Moreover, from 2014 to 2015, the average growth rate only improved in Thailand. There are two main factors that explain this marked trend: the sharp decline in oil and commodity prices and the deceleration process experienced by most Asian economies. These trade statistics are recorded in nominal term, therefore, variations in the price of commodities have a great impact on the figure. Additionally, the evolution of internal demand in each country will determine the quantity of imported goods, hence also have affecting the gauge.
 
If internal demand weakness is partly driving the reduction of good's imports, the same should hold for services.
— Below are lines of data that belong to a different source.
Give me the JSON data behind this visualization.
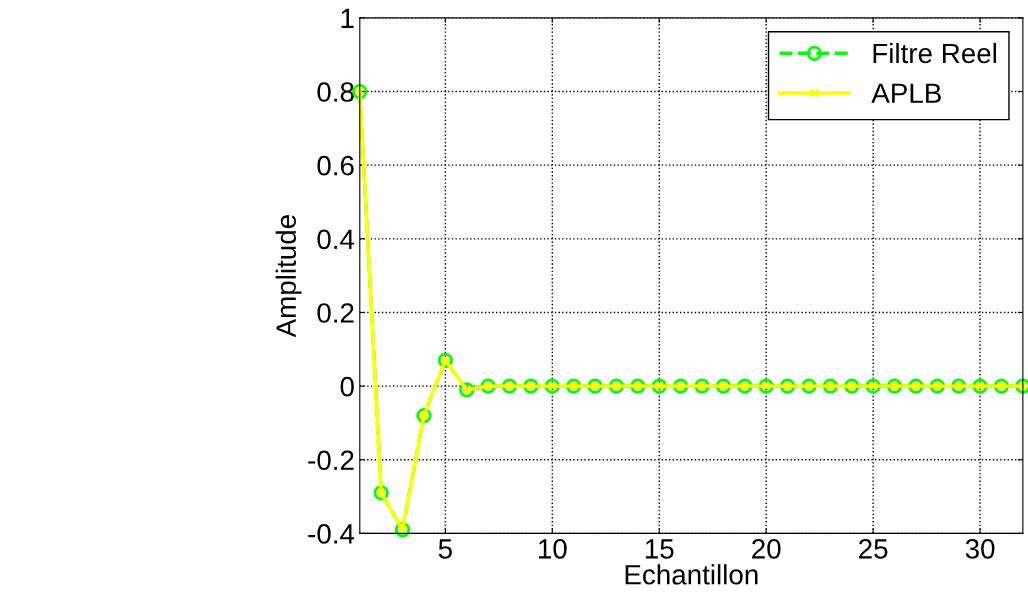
{
  "chart_data": {
    "type": "line",
    "xlabel": "Echantillon",
    "ylabel": "Amplitude",
    "x": [
      1,
      2,
      3,
      4,
      5,
      6,
      7,
      8,
      9,
      10,
      11,
      12,
      13,
      14,
      15,
      16,
      17,
      18,
      19,
      20,
      21,
      22,
      23,
      24,
      25,
      26,
      27,
      28,
      29,
      30,
      31,
      32
    ],
    "series": [
      {
        "name": "Filtre Reel",
        "color": "#00ff00",
        "marker": "circle",
        "line_style": "dashed",
        "values": [
          0.8,
          -0.29,
          -0.39,
          -0.08,
          0.07,
          -0.01,
          0,
          0,
          0,
          0,
          0,
          0,
          0,
          0,
          0,
          0,
          0,
          0,
          0,
          0,
          0,
          0,
          0,
          0,
          0,
          0,
          0,
          0,
          0,
          0,
          0,
          0
        ]
      },
      {
        "name": "APLB",
        "color": "#ffff00",
        "marker": "cross",
        "line_style": "solid",
        "values": [
          0.8,
          -0.29,
          -0.39,
          -0.08,
          0.07,
          -0.01,
          0,
          0,
          0,
          0,
          0,
          0,
          0,
          0,
          0,
          0,
          0,
          0,
          0,
          0,
          0,
          0,
          0,
          0,
          0,
          0,
          0,
          0,
          0,
          0,
          0,
          0
        ]
      }
    ],
    "xlim": [
      1,
      32
    ],
    "xticks": [
      5,
      10,
      15,
      20,
      25,
      30
    ],
    "ylim": [
      -0.4,
      1
    ],
    "yticks": [
      -0.4,
      -0.2,
      0,
      0.2,
      0.4,
      0.6,
      0.8,
      1
    ],
    "grid": true,
    "legend": "top right"
  }
}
In fact, imports of services decelerated in most countries of the sample in 2015, with the exception of India and South Korea, but the growth rate did not fall in negative territory for any of the countries, except for Japan. This fact suggests that price dynamics had a more important impact on the drop. Most of the considered Asian countries are net importers of oil and mining products, with the exception of Malaysia and Indonesia. Imports of this category are above 40% of total merchandise imports in Japan, India and South Korea, and above 20% in all the other considered economies but Hong Kong. The higher the share of oil-related imports, the sharper the fall in merchandise imports.
 
A large number of these countries have strong trade relations with the Gulf Cooperation Council (GCC). According to the World Trade Organization (WTO), Saudi Arabia is one of the top-five suppliers of Japan, India and South Korea. The UAE is also one of the top-five exporters to India and Thailand. In addition, China and India are amongst the main destinations of Kuwait's exports. The combination of the weakness in oil prices and in the slowdown in Asian demand already had a considerable impact on the public finances of Gulf countries. Currently, there are no signs of improvement in demand from Asia. However, the abrupt plunge in oil prices in mid-2014 (Brent dropped from $110 per barrel in June 2014 to about $50 in January 2015) already started its correction, and in about five months increased to $65 per barrel.
 
If the recovery of oil prices continued, it would lead to a restoration of exports income for the GCC. However, the resilience of this increment depends on two uncertain factors: the end of oversupply and the recovery of global demand. The competition for market share in the oil market suggests that prices will not climb back to pre-2014 levels in the medium term. Additionally, the expected weakness in global and Asian demand is not expected to add any substantial upward pressure on prices.
 
Expectations of low oil prices and Asian demand weakness do not draw a very optimistic outlook for export revenues in GCC countries, Asiya Investments noted.